If it helps I did convert a dictionary to this data frame. I have tried searching and implementing several different similar solutions on stack but none of them seem to work. This solution converts properly but for some reason creates two NaN columns. If anyone know how to perform this on the entire dataframe, I can drop the extra NaN columns:
df1 = pd.DataFrame(converted['Age'].values.tolist())
df1
0 1 2 3 4 5 6
0 27 25 22 30 30.0 NaN NaN
1 31 29 33 27 33.0 NaN NaN
2 22 21 26 21 33.0 NaN NaN
3 29 24 31 33 27.0 NaN NaN
4 30 21 31 31 32.0 NaN NaN
... ... ... ... ... ... ... ...
1727 28 27 28 20 26.0 NaN NaN
1728 20 29 27 24 20.0 NaN NaN
1729 30 31 34 25 26.0 NaN NaN
1730 31 26 34 21 21.0 NaN NaN
1731 22 24 20 28 25.0 NaN NaN
There are a few other solutions I have tried but errors arose with the Age column, it may have something to do with hidden values but I am not sure.
df2 = pd.DataFrame()
for col in converted.columns:
# names of new columns
feature_columns = [ "{col}_feature1".format(col=col), "{col}_feature2".format(col=col), "{col}_feature3".format(col=col)
, "{col}_feature4".format(col=col)
, "{col}_feature5".format(col=col)]
# split current column
df2[ feature_columns ] = df[ col ].apply(lambda s: pd.Series({ feature_columns[0]: s[0],
feature_columns[1]: s[1],
feature_columns[2]: s[2],
feature_columns[3]: s[3],
feature_columns[4]: s[4]} ) )
print (df2)
---------------------------------------------------------------------------
KeyError Traceback (most recent call last)
/opt/anaconda3/lib/python3.7/site-packages/pandas/core/indexes/base.py in get_loc(self, key, method, tolerance)
2896 try:
-> 2897 return self._engine.get_loc(key)
2898 except KeyError:
pandas/_libs/index.pyx in pandas._libs.index.IndexEngine.get_loc()
pandas/_libs/index.pyx in pandas._libs.index.IndexEngine.get_loc()

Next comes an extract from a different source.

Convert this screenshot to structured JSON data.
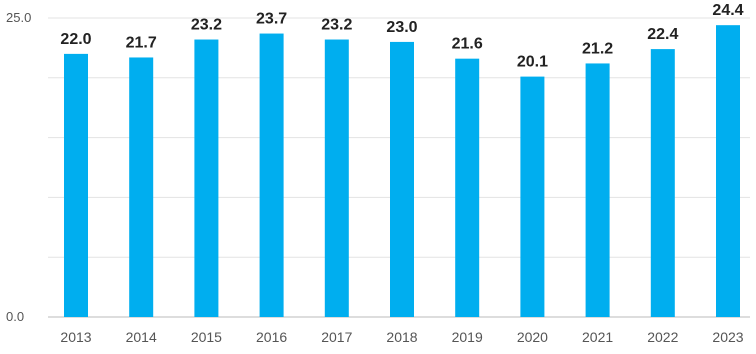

pandas/_libs/index_class_helper.pxi in pandas._libs.index.Int64Engine._check_type()
KeyError: 'Age'
During handling of the above exception, another exception occurred:
KeyError Traceback (most recent call last)
<ipython-input-180-53ed0043f9d8> in <module>
7 , "{col}_feature5".format(col=col)]
8 # split current column
----> 9 df2[ feature_columns ] = df[ col ].apply(lambda s: pd.Series({ feature_columns[0]: s[0],
10 feature_columns[1]: s[1],
11 feature_columns[2]: s[2],
/opt/anaconda3/lib/python3.7/site-packages/pandas/core/frame.py in __getitem__(self, key)

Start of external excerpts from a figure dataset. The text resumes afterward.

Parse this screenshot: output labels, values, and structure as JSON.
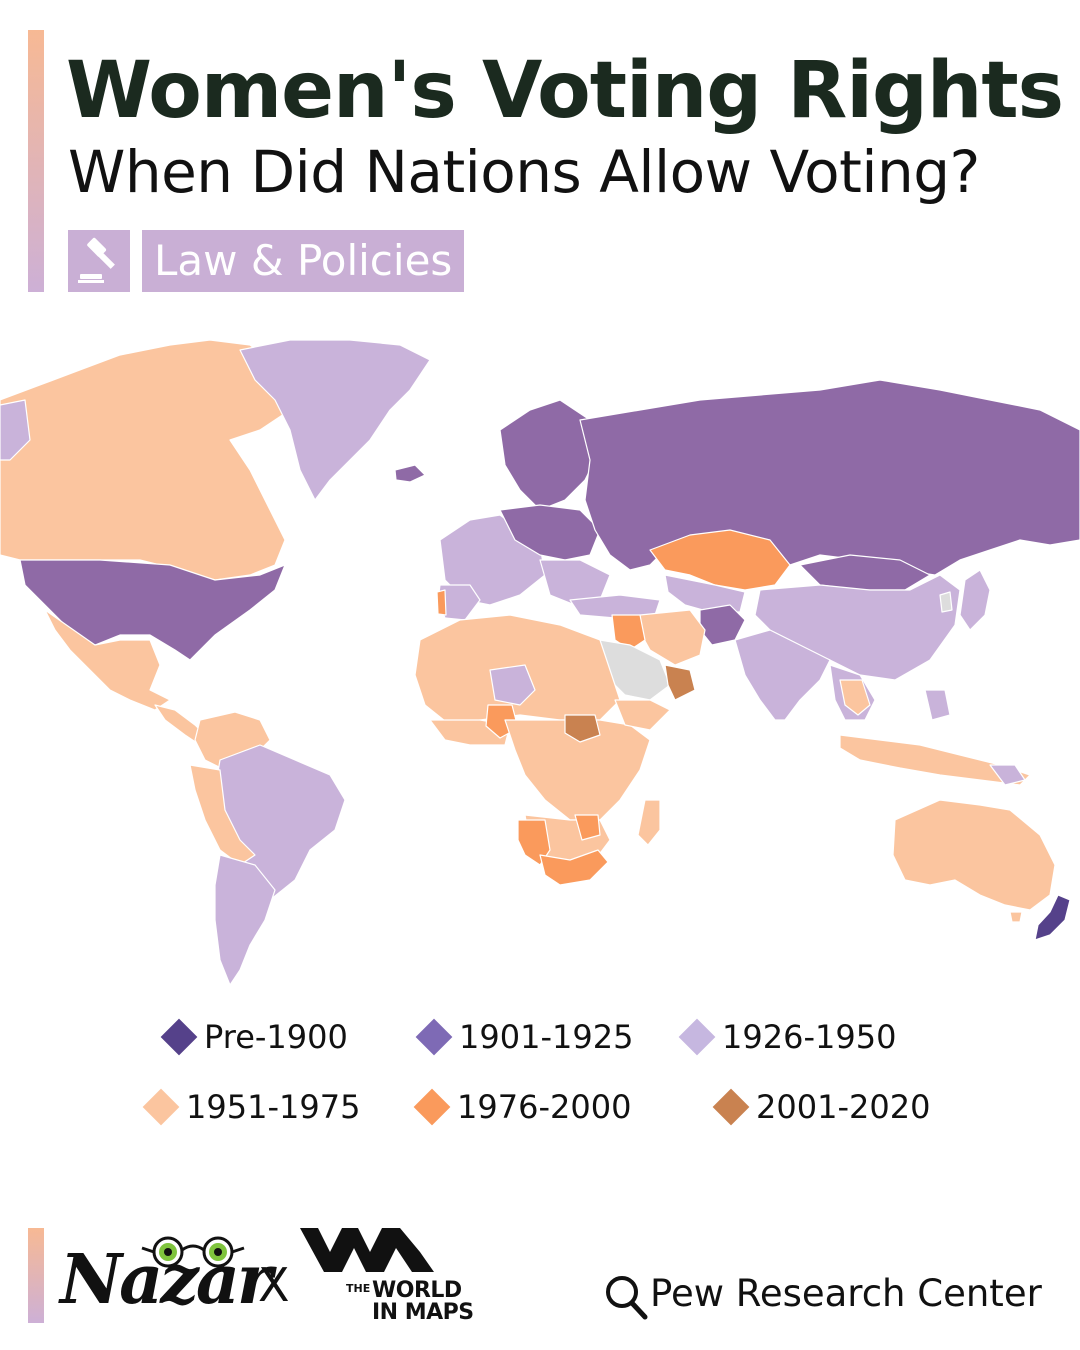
{
  "header": {
    "title": "Women's Voting Rights",
    "subtitle": "When Did Nations Allow Voting?",
    "category_icon": "gavel-icon",
    "category_label": "Law & Policies"
  },
  "colors": {
    "accent_top": "#f7b994",
    "accent_bottom": "#cdb0d6",
    "pre_1900": "#55418a",
    "y1901_1925": "#8f6aa6",
    "y1926_1950": "#c9b3da",
    "y1951_1975": "#fbc59f",
    "y1976_2000": "#fa9a5c",
    "y2001_2020": "#c98250",
    "no_data": "#dddddd"
  },
  "legend": [
    {
      "label": "Pre-1900",
      "color": "#55418a"
    },
    {
      "label": "1901-1925",
      "color": "#7e6ab5"
    },
    {
      "label": "1926-1950",
      "color": "#c6b7e0"
    },
    {
      "label": "1951-1975",
      "color": "#fbc59f"
    },
    {
      "label": "1976-2000",
      "color": "#fa9a5c"
    },
    {
      "label": "2001-2020",
      "color": "#c98250"
    }
  ],
  "footer": {
    "brand": "Nazar",
    "brand_icon": "eyes-icon",
    "separator": "X",
    "partner_small": "THE",
    "partner_line1": "WORLD",
    "partner_line2": "IN MAPS",
    "source_icon": "search-icon",
    "source": "Pew Research Center"
  }
}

2978 if self.columns.nlevels > 1:
2979 return self._getitem_multilevel(key)
-> 2980 indexer = self.columns.get_loc(key)
2981 if is_integer(indexer):
2982 indexer = [indexer]
/opt/anaconda3/lib/python3.7/site-packages/pandas/core/indexes/range.py in get_loc(self, key, method, tolerance)
377 except ValueError:
378 raise KeyError(key)
--> 379 return super().get_loc(key, method=method, tolerance=tolerance)
380
381 @Appender(_index_shared_docs["get_indexer"])
/opt/anaconda3/lib/python3.7/site-packages/pandas/core/indexes/base.py in get_loc(self, key, method, tolerance)

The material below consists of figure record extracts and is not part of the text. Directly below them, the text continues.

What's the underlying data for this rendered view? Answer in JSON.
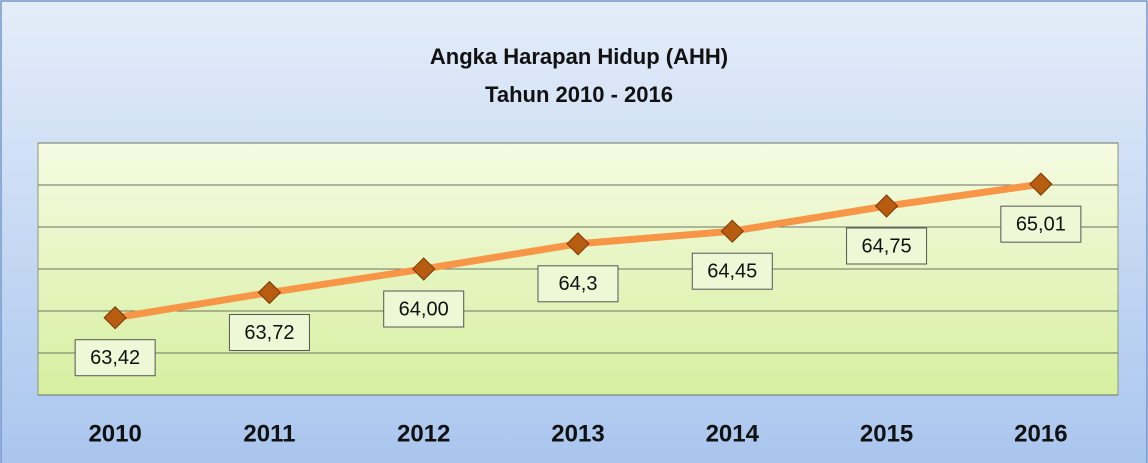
{
  "chart_data": {
    "type": "line",
    "title": "Angka Harapan Hidup (AHH)",
    "subtitle": "Tahun 2010 - 2016",
    "categories": [
      "2010",
      "2011",
      "2012",
      "2013",
      "2014",
      "2015",
      "2016"
    ],
    "series": [
      {
        "color": "#f79646",
        "marker_color": "#b85c10",
        "values": [
          63.42,
          63.72,
          64.0,
          64.3,
          64.45,
          64.75,
          65.01
        ],
        "value_labels": [
          "63,42",
          "63,72",
          "64,00",
          "64,3",
          "64,45",
          "64,75",
          "65,01"
        ]
      }
    ],
    "ylim": [
      62.5,
      65.5
    ],
    "yticks": [
      62.5,
      63,
      63.5,
      64,
      64.5,
      65,
      65.5
    ],
    "grid": true
  }
}
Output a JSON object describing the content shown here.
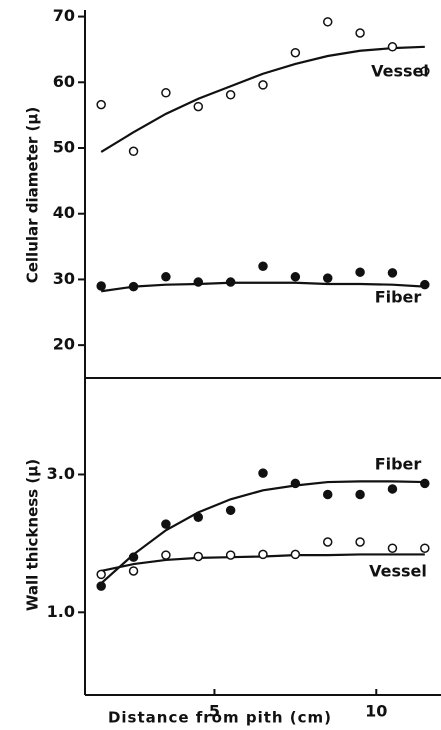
{
  "chart_data": [
    {
      "type": "scatter",
      "ylabel": "Cellular diameter (μ)",
      "xlim": [
        1,
        12
      ],
      "ylim": [
        15,
        71
      ],
      "yticks": [
        20,
        30,
        40,
        50,
        60,
        70
      ],
      "x": [
        1.5,
        2.5,
        3.5,
        4.5,
        5.5,
        6.5,
        7.5,
        8.5,
        9.5,
        10.5,
        11.5
      ],
      "series": [
        {
          "name": "Vessel",
          "color": "#111111",
          "marker": "open",
          "values": [
            56.6,
            49.5,
            58.4,
            56.3,
            58.1,
            59.6,
            64.5,
            69.2,
            67.5,
            65.4,
            61.7
          ],
          "fit": [
            49.4,
            52.4,
            55.2,
            57.5,
            59.4,
            61.3,
            62.8,
            64.0,
            64.8,
            65.2,
            65.4
          ]
        },
        {
          "name": "Fiber",
          "color": "#111111",
          "marker": "filled",
          "values": [
            29.0,
            28.9,
            30.4,
            29.6,
            29.6,
            32.0,
            30.4,
            30.2,
            31.1,
            31.0,
            29.2
          ],
          "fit": [
            28.2,
            28.9,
            29.2,
            29.3,
            29.5,
            29.5,
            29.5,
            29.3,
            29.3,
            29.2,
            28.9
          ]
        }
      ]
    },
    {
      "type": "scatter",
      "ylabel": "Wall thickness (μ)",
      "xlabel": "Distance from pith (cm)",
      "xlim": [
        1,
        12
      ],
      "ylim": [
        -0.2,
        4.4
      ],
      "xticks": [
        5,
        10
      ],
      "yticks": [
        {
          "value": 1,
          "label": "1.0"
        },
        {
          "value": 3,
          "label": "3.0"
        }
      ],
      "x": [
        1.5,
        2.5,
        3.5,
        4.5,
        5.5,
        6.5,
        7.5,
        8.5,
        9.5,
        10.5,
        11.5
      ],
      "series": [
        {
          "name": "Fiber",
          "color": "#111111",
          "marker": "filled",
          "values": [
            1.38,
            1.8,
            2.28,
            2.38,
            2.48,
            3.02,
            2.87,
            2.71,
            2.71,
            2.79,
            2.87
          ],
          "fit": [
            1.42,
            1.84,
            2.19,
            2.45,
            2.64,
            2.77,
            2.84,
            2.89,
            2.9,
            2.9,
            2.89
          ]
        },
        {
          "name": "Vessel",
          "color": "#111111",
          "marker": "open",
          "values": [
            1.55,
            1.6,
            1.83,
            1.81,
            1.83,
            1.84,
            1.84,
            2.02,
            2.02,
            1.93,
            1.93
          ],
          "fit": [
            1.6,
            1.7,
            1.76,
            1.79,
            1.8,
            1.81,
            1.83,
            1.83,
            1.84,
            1.84,
            1.84
          ]
        }
      ]
    }
  ]
}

2897 return self._engine.get_loc(key)
2898 except KeyError:
-> 2899 return self._engine.get_loc(self._maybe_cast_indexer(key))
2900 indexer = self.get_indexer([key], method=method, tolerance=tolerance)
2901 if indexer.ndim > 1 or indexer.size > 1:
pandas/_libs/index.pyx in pandas._libs.index.IndexEngine.get_loc()
pandas/_libs/index.pyx in pandas._libs.index.IndexEngine.get_loc()
pandas/_libs/index_class_helper.pxi in pandas._libs.index.Int64Engine._check_type()
KeyError: 'Age'
Edit: I tried using solution listed here: Pandas split column of lists into multiple columns
And it didn't work for me. Thank you for the suggestion!